One of Environment Washington’s top legislative priorities, the WRAP Act, will not move forward in the legislative session after failing to pass the House floor after a key legislative deadline this week.
The WRAP Act would have used several complementary mechanisms to improve recycling and reduce waste. First, it would have established a producer responsibility system, requiring the companies that actually make packaging decisions to be financially responsible for the end-of-life management of these materials, rather than those costs falling on Washington residents. This model has proven successful around the world, and similar programs have recently been established by state legislatures in California, Oregon, Colorado, and Maine. The WRAP Act would have also created a bottle deposit program in Washington, which has been shown to generate very high recycling rates for beverage containers in many other states across the country. Last, it would have set up more post-recycled content standards for materials, requiring that materials incorporate certain targets of reycled content by certain dates.
Even though industry opposition succeeded in blocking the WRAP Act from advancing past the House floor this year, we know that the WRAP Act has broad support from Washingtonians across the state, including youth, everyday citizens from rural, suburaban, and urban communities, local elected officials, waste managers, and more. Our team looks forward to further public education and engagement to advance these waste reduction policies in future sessions.

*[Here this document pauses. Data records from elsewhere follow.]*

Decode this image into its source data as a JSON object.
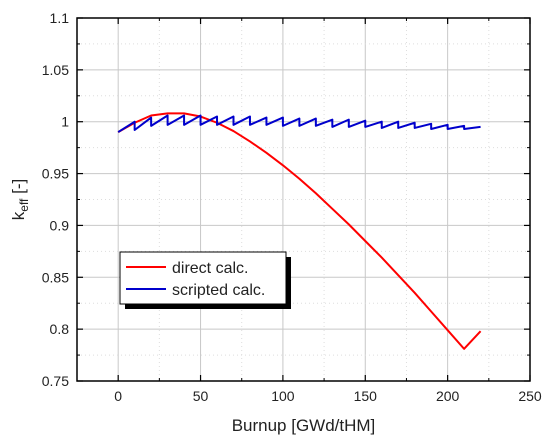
{
  "chart_data": {
    "type": "line",
    "title": "",
    "xlabel": "Burnup [GWd/tHM]",
    "ylabel": {
      "main": "k",
      "sub": "eff",
      "suffix": " [-]"
    },
    "xlim": [
      -25,
      250
    ],
    "ylim": [
      0.75,
      1.1
    ],
    "xticks": [
      0,
      50,
      100,
      150,
      200,
      250
    ],
    "yticks": [
      0.75,
      0.8,
      0.85,
      0.9,
      0.95,
      1,
      1.05,
      1.1
    ],
    "xtick_labels": [
      "0",
      "50",
      "100",
      "150",
      "200",
      "250"
    ],
    "ytick_labels": [
      "0.75",
      "0.8",
      "0.85",
      "0.9",
      "0.95",
      "1",
      "1.05",
      "1.1"
    ],
    "grid": true,
    "legend": {
      "placement": "lower-left"
    },
    "series": [
      {
        "name": "direct calc.",
        "color": "#ff0000",
        "x": [
          0,
          10,
          20,
          30,
          40,
          50,
          60,
          70,
          80,
          90,
          100,
          110,
          120,
          130,
          140,
          150,
          160,
          170,
          180,
          190,
          200,
          210,
          220
        ],
        "y": [
          0.99,
          0.999,
          1.006,
          1.008,
          1.008,
          1.005,
          0.999,
          0.991,
          0.981,
          0.97,
          0.958,
          0.945,
          0.931,
          0.916,
          0.901,
          0.885,
          0.869,
          0.852,
          0.835,
          0.817,
          0.799,
          0.781,
          0.798
        ]
      },
      {
        "name": "scripted calc.",
        "color": "#0000cc",
        "x": [
          0,
          10,
          10,
          20,
          20,
          30,
          30,
          40,
          40,
          50,
          50,
          60,
          60,
          70,
          70,
          80,
          80,
          90,
          90,
          100,
          100,
          110,
          110,
          120,
          120,
          130,
          130,
          140,
          140,
          150,
          150,
          160,
          160,
          170,
          170,
          180,
          180,
          190,
          190,
          200,
          200,
          210,
          210,
          220
        ],
        "y": [
          0.99,
          1.0,
          0.992,
          1.004,
          0.996,
          1.006,
          0.997,
          1.006,
          0.997,
          1.006,
          0.997,
          1.005,
          0.997,
          1.005,
          0.997,
          1.005,
          0.997,
          1.004,
          0.997,
          1.004,
          0.996,
          1.003,
          0.996,
          1.003,
          0.996,
          1.002,
          0.995,
          1.002,
          0.995,
          1.001,
          0.995,
          1.0,
          0.994,
          1.0,
          0.994,
          0.999,
          0.994,
          0.998,
          0.993,
          0.997,
          0.993,
          0.996,
          0.993,
          0.995
        ]
      }
    ]
  }
}
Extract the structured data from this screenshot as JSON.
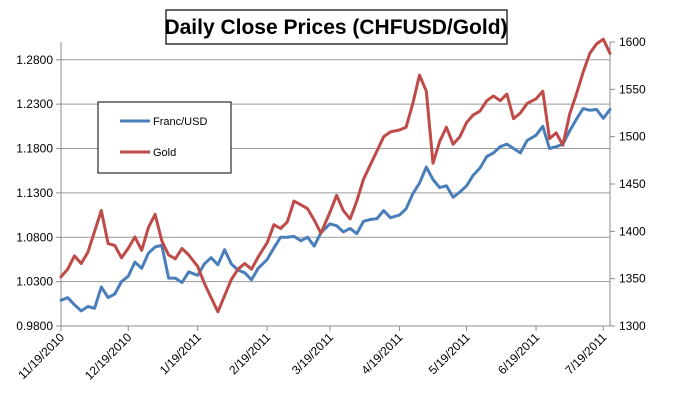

While the WRAP Act dying was our “thorn” of the week, our zero waste “rose” was the advancement of HB 1805! After passing the House Floor with unanimous, bipartisan support, the proposed Plastic Reduction Act, sponsored by freshman Representative Sharlett Mena, received a committee hearing in the Senate Environment, Energy, and Technology committee. You can view the recording of the public hearing here. Advocate Pam Clough testified in support of the policy, calling on the committee to support this policy which will make common sense changes to reduce known sources of plastic waste and pollution.